Sara Seager thinks there is at least a small chance that we’ll pull off such a detection within the next ten years using the JWST, but even if that’s an optimistic reading, the tools are falling into place to make a biomarker detection feasible within a few decades. If it does happen, then what many of us assume — that life forms readily in the universe — will begin to seem more likely. The larger question of intelligent life that can build a technological culture will presumably take much longer, unless a SETI reception suddenly answers both questions with a single paradigm-shattering signal.


Comments on this entry are closed.

  • David Cummings September 12, 2013, 10:27

    This is extremely exciting work and I share Sara Seager’s optimism about a positive detection sometime in the near future. What a day that will be, when the announcement is made that there is a high degree of confidence that we are looking at biomarkers on planet X!

  • andy September 12, 2013, 17:50

    Forget biomarkers, I’d settle for figuring out the bulk composition of GJ 1214b’s atmosphere. A cloud-free hydrogen-dominated atmosphere is ruled out, but so far it has not been possible to distinguish between cloudy hydrogen-dominated atmospheres or more metal-rich (e.g. water-rich) atmospheres.

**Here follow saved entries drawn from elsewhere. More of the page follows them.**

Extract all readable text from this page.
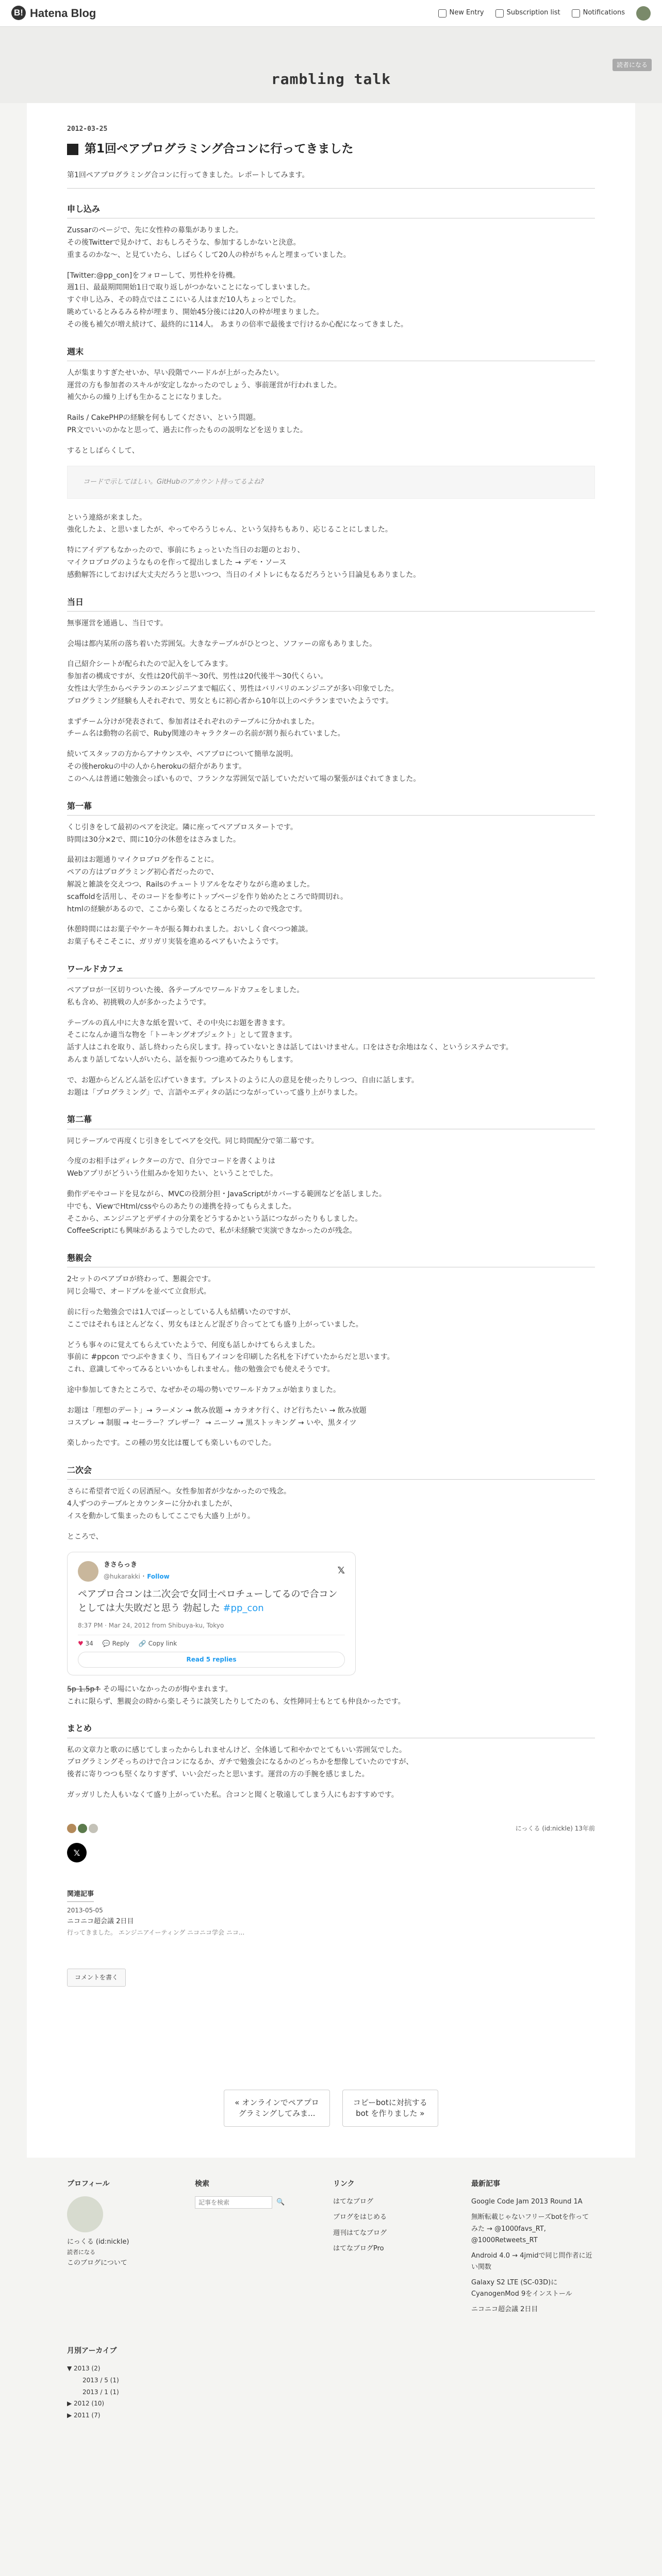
B! Hatena Blog	New Entry	Subscription list	Notifications
読者になる
rambling talk
2012-03-25
第1回ペアプログラミング合コンに行ってきました
第1回ペアプログラミング合コンに行ってきました。レポートしてみます。
申し込み
Zussarのページで、先に女性枠の募集がありました。
その後Twitterで見かけて、おもしろそうな、参加するしかないと決意。
重まるのかな〜、と見ていたら、しばらくして20人の枠がちゃんと埋まっていました。
[Twitter:@pp_con]をフォローして、男性枠を待機。
週1日、最最期間開始1日で取り返しがつかないことになってしまいました。
すぐ申し込み、その時点ではここにいる人はまだ10人ちょっとでした。
眺めているとみるみる枠が埋まり、開始45分後には20人の枠が埋まりました。
その後も補欠が増え続けて、最終的に114人。 あまりの倍率で最後まで行けるか心配になってきました。
週末
人が集まりすぎたせいか、早い段階でハードルが上がったみたい。
運営の方も参加者のスキルが安定しなかったのでしょう、事前運営が行われました。
補欠からの繰り上げも生かることになりました。
Rails / CakePHPの経験を何もしてください、という問題。
PR文でいいのかなと思って、過去に作ったものの説明などを送りました。
するとしばらくして、
コードで示してほしい。GitHubのアカウント持ってるよね?
という連絡が来ました。
強化したよ、と思いましたが、やってやろうじゃん、という気持ちもあり、応じることにしました。
特にアイデアもなかったので、事前にちょっといた当日のお題のとおり、
マイクロブログのようなものを作って提出しました → デモ・ソース
感動解答にしておけば大丈夫だろうと思いつつ、当日のイメトレにもなるだろうという目論見もありました。
当日
無事運営を通過し、当日です。
会場は都内某所の落ち着いた雰囲気。大きなテーブルがひとつと、ソファーの席もありました。
自己紹介シートが配られたので記入をしてみます。
参加者の構成ですが、女性は20代前半〜30代、男性は20代後半〜30代くらい。
女性は大学生からベテランのエンジニアまで幅広く、男性はバリバリのエンジニアが多い印象でした。
プログラミング経験も人それぞれで、男女ともに初心者から10年以上のベテランまでいたようです。
まずチーム分けが発表されて、参加者はそれぞれのテーブルに分かれました。
チーム名は動物の名前で、Ruby関連のキャラクターの名前が割り振られていました。
続いてスタッフの方からアナウンスや、ペアプロについて簡単な説明。
その後herokuの中の人からherokuの紹介があります。
このへんは普通に勉強会っぽいもので、フランクな雰囲気で話していただいて場の緊張がほぐれてきました。
第一幕
くじ引きをして最初のペアを決定。隣に座ってペアプロスタートです。
時間は30分×2で、間に10分の休憩をはさみました。
最初はお題通りマイクロブログを作ることに。
ペアの方はプログラミング初心者だったので、
解説と雑談を交えつつ、Railsのチュートリアルをなぞりながら進めました。
scaffoldを活用し、そのコードを参考にトップページを作り始めたところで時間切れ。
htmlの経験があるので、ここから楽しくなるところだったので残念です。
休憩時間にはお菓子やケーキが振る舞われました。おいしく食べつつ雑談。
お菓子もそこそこに、ガリガリ実装を進めるペアもいたようです。
ワールドカフェ
ペアプロが一区切りついた後、各テーブルでワールドカフェをしました。
私も含め、初挑戦の人が多かったようです。
テーブルの真ん中に大きな紙を置いて、その中央にお題を書きます。
そこになんか適当な物を「トーキングオブジェクト」として置きます。
話す人はこれを取り、話し終わったら戻します。持っていないときは話してはいけません。口をはさむ余地はなく、というシステムです。
あんまり話してない人がいたら、話を振りつつ進めてみたりもします。
で、お題からどんどん話を広げていきます。ブレストのように人の意見を使ったりしつつ、自由に話します。
お題は「プログラミング」で、言語やエディタの話につながっていって盛り上がりました。
第二幕
同じテーブルで再度くじ引きをしてペアを交代。同じ時間配分で第二幕です。
今度のお相手はディレクターの方で、自分でコードを書くよりは
Webアプリがどういう仕組みかを知りたい、ということでした。
動作デモやコードを見ながら、MVCの役割分担・JavaScriptがカバーする範囲などを話しました。
中でも、ViewでHtml/cssやらのあたりの連携を持ってもらえました。
そこから、エンジニアとデザイナの分業をどうするかという話につながったりもしました。
CoffeeScriptにも興味があるようでしたので、私が未経験で実演できなかったのが残念。
懇親会
2セットのペアプロが終わって、懇親会です。
同じ会場で、オードブルを並べて立食形式。
前に行った勉強会では1人でぼーっとしている人も結構いたのですが、
ここではそれもほとんどなく、男女もほとんど混ざり合ってとても盛り上がっていました。
どうも事々のに覚えてもらえていたようで、何度も話しかけてもらえました。
事前に #ppcon でつぶやきまくり、当日もアイコンを印刷した名札を下げていたからだと思います。
これ、意識してやってみるといいかもしれません。他の勉強会でも使えそうです。
途中参加してきたところで、なぜかその場の勢いでワールドカフェが始まりました。
お題は「理想のデート」→ ラーメン → 飲み放題 → カラオケ行く、けど行ちたい → 飲み放題
コスプレ → 制服 → セーラー？ブレザー？ → ニーソ → 黒ストッキング → いや、黒タイツ
楽しかったです。この種の男女比は覆しても楽しいものでした。
二次会
さらに希望者で近くの居酒屋へ。女性参加者が少なかったので残念。
4人ずつのテーブルとカウンターに分かれましたが、
イスを動かして集まったのもしてここでも大盛り上がり。
ところで、
きさらっき
@hukarakki · Follow
𝕏
ペアプロ合コンは二次会で女同士ペロチューしてるので合コンとしては大失敗だと思う 勃起した #pp_con
8:37 PM · Mar 24, 2012 from Shibuya-ku, Tokyo
♥ 34 💬 Reply 🔗 Copy link
Read 5 replies
5p 1.5p↑ その場にいなかったのが悔やまれます。
これに限らず、懇親会の時から楽しそうに談笑したりしてたのも、女性陣同士もとても仲良かったです。
まとめ
私の文章力と歌のに感じてしまったからしれませんけど、全体通して和やかでとてもいい雰囲気でした。
プログラミングそっちのけで合コンになるか、ガチで勉強会になるかのどっちかを想像していたのですが、
後者に寄りつつも堅くなりすぎず、いい会だったと思います。運営の方の手腕を感じました。
ガッガリした人もいなくて盛り上がっていた私。合コンと聞くと敬遠してしまう人にもおすすめです。
にっくる (id:nickle) 13年前
𝕏
関連記事
2013-05-05
ニコニコ超会議 2日目
行ってきました。 エンジニアイーティング ニコニコ学会 ニコ...
コメントを書く
« オンラインでペアプロ
グラミングしてみま...
コピーbotに対抗する
bot を作りました »
プロフィール
にっくる (id:nickle)
読者になる
このブログについて
検索
記事を検索
🔍
リンク
はてなブログ
ブログをはじめる
週刊はてなブログ
はてなブログPro
最新記事
Google Code Jam 2013 Round 1A
無断転載じゃないフリーズbotを作ってみた → @1000favs_RT, @1000Retweets_RT
Android 4.0 → 4jmidで同じ問作者に近い関数
Galaxy S2 LTE (SC-03D)にCyanogenMod 9をインストール
ニコニコ超会議 2日目
月別アーカイブ
▼ 2013 (2)
2013 / 5 (1)
2013 / 1 (1)
▶ 2012 (10)
▶ 2011 (7)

    And regarding the art: the star GJ 1214 is at roughly the same temperature as an incandescent light bulb. Close-up it would probably appear as a white light source, not the deep red orb depicted in the image. As far as I’ve been able to figure out, you have to get quite a way down into spectral type L before you end up with something cool enough that it is no longer “white hot”.

  • David Cummings September 13, 2013, 9:05

    This is off-topic for this posted article but on-topic for the blog and too timely to ignore:


    Voyager 1 is now officially in interstellar space.

  • Anthony Mugan September 14, 2013, 4:39

    I’m tempted to make a tentative prediction. The prediction is that bio markers will be found as the technology becomes available (say within 30 years) but that no SETI signal will be discovered. This is based on the assumption that if advanced ETCs exist then they are most likely many millions of years ahead and if they wanted us to detect them we would have done so by now.
    The failure of SETI over such a protracted period tends to argue for one of two interpretations. Either ETCs don’t exist, which would be surprising as we exist but is clearly a possibility, or the data alternatively suggests something like the zoo hypothesis.